Stand out numbers like 'Keep on Rotting', 'R**k the Vote' and 'Tomorrow Belongs to Nobody' demonstrate a songwriting skill that few major established rock bands could equal. Coupled with the natural aggression that Carcass never lost, it makes for compelling listening, strangely commercial but with an underlying malevolent attitude. Cries of sell-out are predictable but the band remain undeterred; "Actually Columbia claimed 'Swansong' wasn't commercial enough, they even wanted me take singing lessons,' laughs Walker. "I suppose part of the reason we got dropped was because we wouldn't compromise, we stuck to our guns - how many bands would do that on a major label?"
Back on the Earache roster, the Columbia experience had taken its toll - months of waiting heightened band tensions, although Carcass amazingly remixed songs on both Bjork's 'Hyperballad' Top 10 UK single, and Killing Joke's 'Democracy.' Swansong' is without doubt the best Carcass have produced - Bill Steer's audacious leads meets the bludgeoning rhythm section, (completed by drummer Ken Owen), head on, but instead of pummelling the listener senseless, it slyly worms its way into the mind with a seething, malignant ease.
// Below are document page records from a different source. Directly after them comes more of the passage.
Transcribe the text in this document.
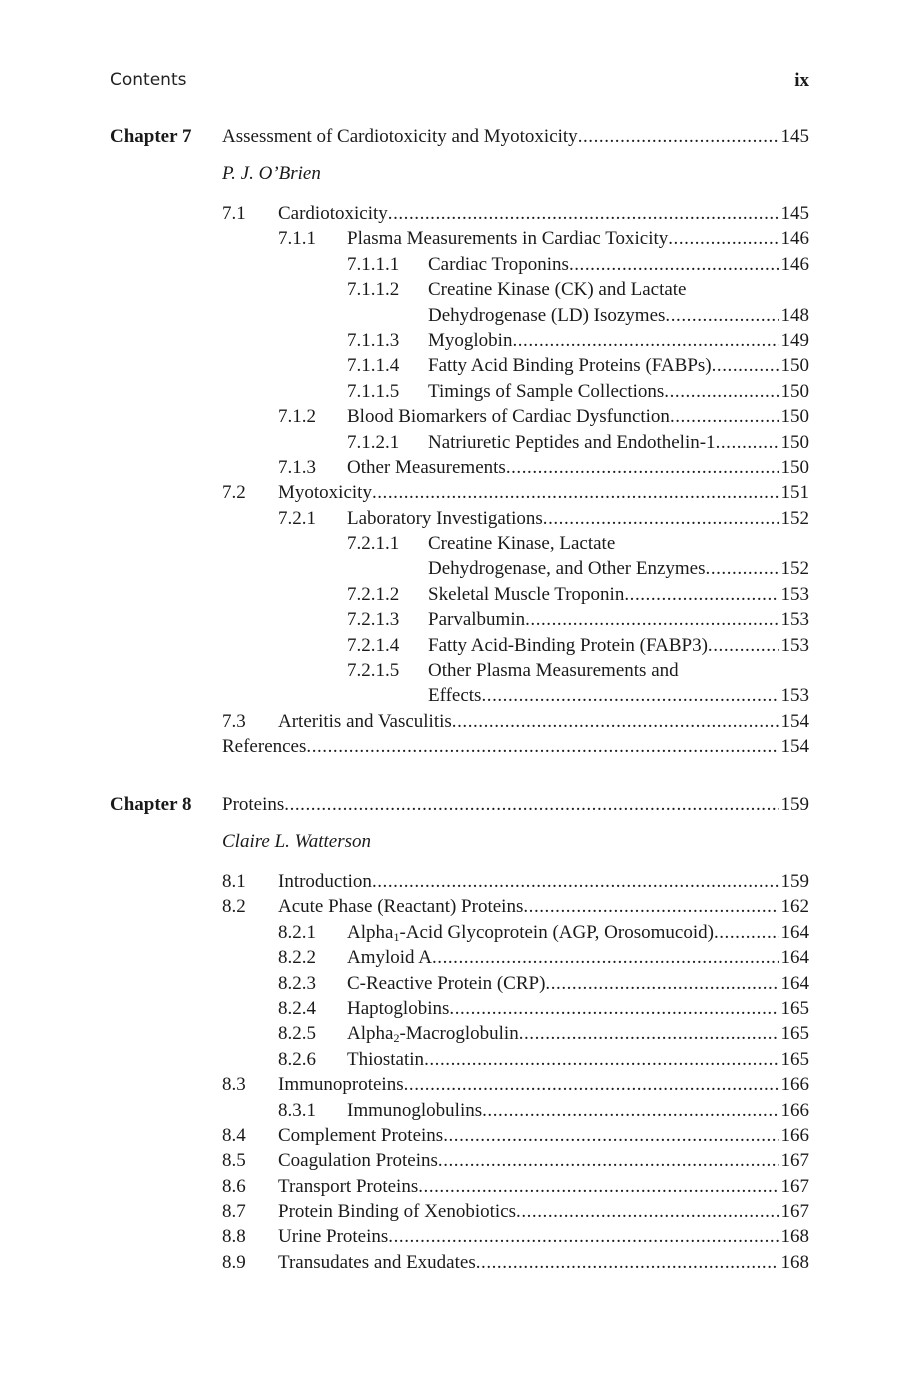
Contents	ix
Chapter 7 Assessment of Cardiotoxicity and Myotoxicity . . .	145
P. J. O’Brien
7.1 Cardiotoxicity . . .	145
7.1.1 Plasma Measurements in Cardiac Toxicity . . .	146
7.1.1.1 Cardiac Troponins . . .	146
7.1.1.2 Creatine Kinase (CK) and Lactate
Dehydrogenase (LD) Isozymes . . .	148
7.1.1.3 Myoglobin . . .	149
7.1.1.4 Fatty Acid Binding Proteins (FABPs) . . .	150
7.1.1.5 Timings of Sample Collections . . .	150
7.1.2 Blood Biomarkers of Cardiac Dysfunction . . .	150
7.1.2.1 Natriuretic Peptides and Endothelin-1 . . .	150
7.1.3 Other Measurements . . .	150
7.2 Myotoxicity . . .	151
7.2.1 Laboratory Investigations . . .	152
7.2.1.1 Creatine Kinase, Lactate
Dehydrogenase, and Other Enzymes . . .	152
7.2.1.2 Skeletal Muscle Troponin . . .	153
7.2.1.3 Parvalbumin . . .	153
7.2.1.4 Fatty Acid-Binding Protein (FABP3) . . .	153
7.2.1.5 Other Plasma Measurements and
Effects . . .	153
7.3 Arteritis and Vasculitis . . .	154
References . . .	154
Chapter 8 Proteins . . .	159
Claire L. Watterson
8.1 Introduction . . .	159
8.2 Acute Phase (Reactant) Proteins . . .	162
8.2.1 Alpha$_1$-Acid Glycoprotein (AGP, Orosomucoid) . . .	164
8.2.2 Amyloid A . . .	164
8.2.3 C-Reactive Protein (CRP) . . .	164
8.2.4 Haptoglobins . . .	165
8.2.5 Alpha$_2$-Macroglobulin . . .	165
8.2.6 Thiostatin . . .	165
8.3 Immunoproteins . . .	166
8.3.1 Immunoglobulins . . .	166
8.4 Complement Proteins . . .	166
8.5 Coagulation Proteins . . .	167
8.6 Transport Proteins . . .	167
8.7 Protein Binding of Xenobiotics . . .	167
8.8 Urine Proteins . . .	168
8.9 Transudates and Exudates . . .	168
Aggressive yet melodic, influenced by traditional metal sounds but uncompromisingly relevant in an age of passing trends and marketing politics, Carcass '96 is a cultured beast. Carcass have never done the obvious, and 'Swansong' echoes the frustrations and personal trials of a band intent on going against the grain, confident in the knowledge that they are doing something different. Supreme musicianship twinned with a natural refusal to follow the predictable have led Carcass to this point - who'd bet on the next move?